Çanakkale Boğazı’nda yakalık 50 kadar batık var. Birinci dünya savaşı batıkları gibi, Boğazda çarpışıp batmış yük gemileri batıkları da var.
Çanakkale savaşları sırasında Morta Koyu’nda Golyat, Tekke koyunda Majestik, Kabatepe açıklarında Triyong gemileri batmış. Saros’ a gittiğimizde,  Suvla Koyunda  savaş batıklarına rastlanır.
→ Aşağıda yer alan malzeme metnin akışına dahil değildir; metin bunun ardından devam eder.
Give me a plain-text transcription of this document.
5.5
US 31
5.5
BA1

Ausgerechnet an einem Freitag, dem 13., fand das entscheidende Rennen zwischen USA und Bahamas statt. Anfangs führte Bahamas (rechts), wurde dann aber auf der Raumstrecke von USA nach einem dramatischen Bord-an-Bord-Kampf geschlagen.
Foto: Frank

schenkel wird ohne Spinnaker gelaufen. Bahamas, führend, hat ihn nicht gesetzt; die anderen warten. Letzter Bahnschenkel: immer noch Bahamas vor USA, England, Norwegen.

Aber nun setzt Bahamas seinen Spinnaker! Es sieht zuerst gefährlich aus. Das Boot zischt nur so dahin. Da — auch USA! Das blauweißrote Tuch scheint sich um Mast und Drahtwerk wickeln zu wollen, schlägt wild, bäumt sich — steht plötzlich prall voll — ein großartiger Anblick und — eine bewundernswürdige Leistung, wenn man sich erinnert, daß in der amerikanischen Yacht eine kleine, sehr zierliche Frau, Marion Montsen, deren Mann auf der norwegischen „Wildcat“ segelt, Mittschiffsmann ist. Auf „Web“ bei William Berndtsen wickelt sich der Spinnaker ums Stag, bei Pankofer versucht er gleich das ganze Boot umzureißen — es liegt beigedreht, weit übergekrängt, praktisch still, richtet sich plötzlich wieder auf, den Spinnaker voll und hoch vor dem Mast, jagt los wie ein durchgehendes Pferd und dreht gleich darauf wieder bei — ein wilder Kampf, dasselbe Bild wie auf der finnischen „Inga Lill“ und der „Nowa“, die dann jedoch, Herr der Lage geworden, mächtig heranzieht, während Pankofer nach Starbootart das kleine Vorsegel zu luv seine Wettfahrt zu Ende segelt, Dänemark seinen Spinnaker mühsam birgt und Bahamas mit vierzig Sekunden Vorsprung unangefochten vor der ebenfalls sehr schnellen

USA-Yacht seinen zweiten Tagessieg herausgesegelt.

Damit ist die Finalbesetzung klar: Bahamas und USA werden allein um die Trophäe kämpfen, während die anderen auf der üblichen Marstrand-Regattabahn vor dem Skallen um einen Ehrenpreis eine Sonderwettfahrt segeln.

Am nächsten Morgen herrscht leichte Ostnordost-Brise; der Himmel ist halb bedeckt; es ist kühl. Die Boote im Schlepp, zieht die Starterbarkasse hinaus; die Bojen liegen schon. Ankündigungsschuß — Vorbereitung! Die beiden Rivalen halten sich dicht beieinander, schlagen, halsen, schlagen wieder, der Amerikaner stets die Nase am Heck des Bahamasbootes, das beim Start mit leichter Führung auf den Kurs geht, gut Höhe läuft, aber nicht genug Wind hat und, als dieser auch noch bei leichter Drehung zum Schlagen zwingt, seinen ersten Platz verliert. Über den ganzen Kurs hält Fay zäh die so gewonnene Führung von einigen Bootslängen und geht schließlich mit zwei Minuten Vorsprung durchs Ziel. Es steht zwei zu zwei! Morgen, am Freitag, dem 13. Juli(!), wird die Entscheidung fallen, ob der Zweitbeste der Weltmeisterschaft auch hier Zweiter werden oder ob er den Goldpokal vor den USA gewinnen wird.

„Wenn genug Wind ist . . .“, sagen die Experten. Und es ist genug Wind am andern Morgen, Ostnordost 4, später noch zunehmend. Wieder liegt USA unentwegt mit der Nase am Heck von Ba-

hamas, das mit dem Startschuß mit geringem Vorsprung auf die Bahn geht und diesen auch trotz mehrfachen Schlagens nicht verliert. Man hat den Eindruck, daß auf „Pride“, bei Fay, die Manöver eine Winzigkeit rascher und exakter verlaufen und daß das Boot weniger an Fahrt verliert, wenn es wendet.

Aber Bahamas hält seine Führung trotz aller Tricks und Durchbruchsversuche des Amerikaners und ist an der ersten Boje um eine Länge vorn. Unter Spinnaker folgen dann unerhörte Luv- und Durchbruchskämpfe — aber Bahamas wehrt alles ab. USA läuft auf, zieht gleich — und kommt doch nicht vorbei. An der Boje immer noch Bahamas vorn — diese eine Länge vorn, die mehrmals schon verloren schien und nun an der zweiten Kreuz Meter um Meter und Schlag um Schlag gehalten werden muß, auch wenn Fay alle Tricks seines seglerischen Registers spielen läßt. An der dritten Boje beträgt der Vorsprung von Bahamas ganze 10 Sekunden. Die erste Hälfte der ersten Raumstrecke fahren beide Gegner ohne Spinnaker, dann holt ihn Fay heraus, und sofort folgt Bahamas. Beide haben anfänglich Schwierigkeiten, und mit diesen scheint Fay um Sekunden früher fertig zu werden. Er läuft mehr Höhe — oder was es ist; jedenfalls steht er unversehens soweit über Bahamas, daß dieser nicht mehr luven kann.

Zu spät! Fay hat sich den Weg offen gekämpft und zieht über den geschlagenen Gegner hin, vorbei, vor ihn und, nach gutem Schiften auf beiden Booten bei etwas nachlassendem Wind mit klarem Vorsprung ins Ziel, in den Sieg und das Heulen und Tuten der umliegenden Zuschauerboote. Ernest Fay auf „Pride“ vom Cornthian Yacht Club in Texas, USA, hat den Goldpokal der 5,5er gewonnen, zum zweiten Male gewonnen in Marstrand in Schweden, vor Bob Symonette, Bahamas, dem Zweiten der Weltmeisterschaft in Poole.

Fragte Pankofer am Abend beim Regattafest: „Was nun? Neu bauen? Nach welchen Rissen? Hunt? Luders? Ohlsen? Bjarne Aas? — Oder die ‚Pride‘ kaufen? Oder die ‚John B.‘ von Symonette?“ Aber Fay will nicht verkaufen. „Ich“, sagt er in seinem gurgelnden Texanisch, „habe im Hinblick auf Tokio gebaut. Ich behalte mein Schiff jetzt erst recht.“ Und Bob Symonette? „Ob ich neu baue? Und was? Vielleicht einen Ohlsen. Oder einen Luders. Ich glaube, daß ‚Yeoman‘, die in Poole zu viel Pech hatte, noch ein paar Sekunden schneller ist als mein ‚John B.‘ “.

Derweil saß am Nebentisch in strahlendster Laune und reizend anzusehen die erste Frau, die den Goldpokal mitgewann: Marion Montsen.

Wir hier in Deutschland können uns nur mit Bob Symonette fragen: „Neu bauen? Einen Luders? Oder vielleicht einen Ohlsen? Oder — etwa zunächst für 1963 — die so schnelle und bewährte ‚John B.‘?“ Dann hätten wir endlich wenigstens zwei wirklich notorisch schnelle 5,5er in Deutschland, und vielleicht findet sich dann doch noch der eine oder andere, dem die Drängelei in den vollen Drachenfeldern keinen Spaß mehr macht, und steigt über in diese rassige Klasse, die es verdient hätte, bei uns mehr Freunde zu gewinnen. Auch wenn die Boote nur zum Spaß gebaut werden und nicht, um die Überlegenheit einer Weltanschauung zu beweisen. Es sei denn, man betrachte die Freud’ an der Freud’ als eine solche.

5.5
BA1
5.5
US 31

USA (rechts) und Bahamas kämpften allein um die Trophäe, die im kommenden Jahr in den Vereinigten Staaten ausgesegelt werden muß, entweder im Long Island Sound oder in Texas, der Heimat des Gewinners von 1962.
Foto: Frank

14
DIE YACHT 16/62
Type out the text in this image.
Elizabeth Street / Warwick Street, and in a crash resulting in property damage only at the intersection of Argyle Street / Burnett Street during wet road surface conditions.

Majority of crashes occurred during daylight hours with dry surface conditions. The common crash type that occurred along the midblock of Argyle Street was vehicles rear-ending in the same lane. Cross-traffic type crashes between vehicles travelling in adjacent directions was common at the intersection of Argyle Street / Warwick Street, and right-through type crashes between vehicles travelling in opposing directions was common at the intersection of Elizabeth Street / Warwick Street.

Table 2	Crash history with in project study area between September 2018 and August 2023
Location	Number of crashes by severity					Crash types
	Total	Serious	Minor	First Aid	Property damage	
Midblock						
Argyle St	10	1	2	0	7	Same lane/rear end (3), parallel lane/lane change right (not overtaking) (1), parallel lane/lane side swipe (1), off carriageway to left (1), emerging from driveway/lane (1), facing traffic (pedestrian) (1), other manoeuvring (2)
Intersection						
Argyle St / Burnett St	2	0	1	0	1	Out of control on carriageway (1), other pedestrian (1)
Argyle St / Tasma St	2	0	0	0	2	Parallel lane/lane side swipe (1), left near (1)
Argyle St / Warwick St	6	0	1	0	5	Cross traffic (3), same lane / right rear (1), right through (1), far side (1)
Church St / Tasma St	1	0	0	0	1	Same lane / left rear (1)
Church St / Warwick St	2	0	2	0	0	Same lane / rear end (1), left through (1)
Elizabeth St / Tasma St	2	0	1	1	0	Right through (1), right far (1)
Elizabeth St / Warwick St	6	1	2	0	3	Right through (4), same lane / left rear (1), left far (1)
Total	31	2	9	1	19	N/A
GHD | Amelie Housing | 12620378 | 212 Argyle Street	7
Batıklarla ilgili yapmış olduğumuz çalışmalar sırasında 20 Ocak 1918 tarihinde Gökçeada ile Bozcada arasında Midilli gemimizin batığını biliyoruz.
Bu çalışmalar devam ederken, yakın bir dönemde yani 26 Temmuz 1999 tarihinde Bozcada açıklarına Yunanlılara ait yine aynı armatör olmak üzere iki gemi çarpışıyor. Bu çarpışma sonucunda Yunanlıların bir gemisinin batığını görüyoruz.
Bu normal sıradan bir batık olarak görülebilir. Bu geminin yükleri arasında beyaz eşyalar varmış. İçinde Beyaz eşyalar bulun konteynerler gemi battıktan sonra suya yayılmış. Bir kısmı batın bulunduğu alana dibe çökmüş. Bir kısmı da Bozcaada’ da kıyıya vurmuş.
Gemi battıktan sonra, bir dizi çalışma ile depolarında bulunan yakıt tanklarından,  mevcuttaki 200 ton civarında yakıt tahliye edilmiş. Buraya kadar normal. 
Peki ya çarpışma..? Aynı şirketin gemileri açık denizde ne hikmetse birbirlerine denk geliyorlar, biri batıyor.
 İçinde radyoaktif atıkların olduğu iddia edilen gemi batıyor. Diğer gemiye bir şey olmuyor. Batan geminin Avrupa’nın radyoaktif maddelerini taşıyan ve bunların imhası için kullanıldığını araştırmalarımızda gördük.
Bu geminin Bozcaada’nın 4 mil açıklarında ve Türk karasularının içinde kasıtlı şekilde batırıldığı kanaatindeyiz. “ ifadelerini kullandı.
Tonka’nın en çarpıcı sözleri işe şöyle oldu; “Günlerdir bir iddiaya odaklandık. Battığı yıllarda, taşıdığı yük yine tartışma yaratan bu gemiye ilişkin denilenler doğru ise, hayati risk kapıda.”
Yunanistan bandralı,  39 bin 820 Grostonluk Pelmariner isimli konteyner gemisinin, 21 yıllık bir ölüm uykusunda olma ihtimalinin dahi, ürkütücü olduğunu belirten Tonka; “Bu noktada bir biz mi endişelenmeliyiz?” diye de sordu.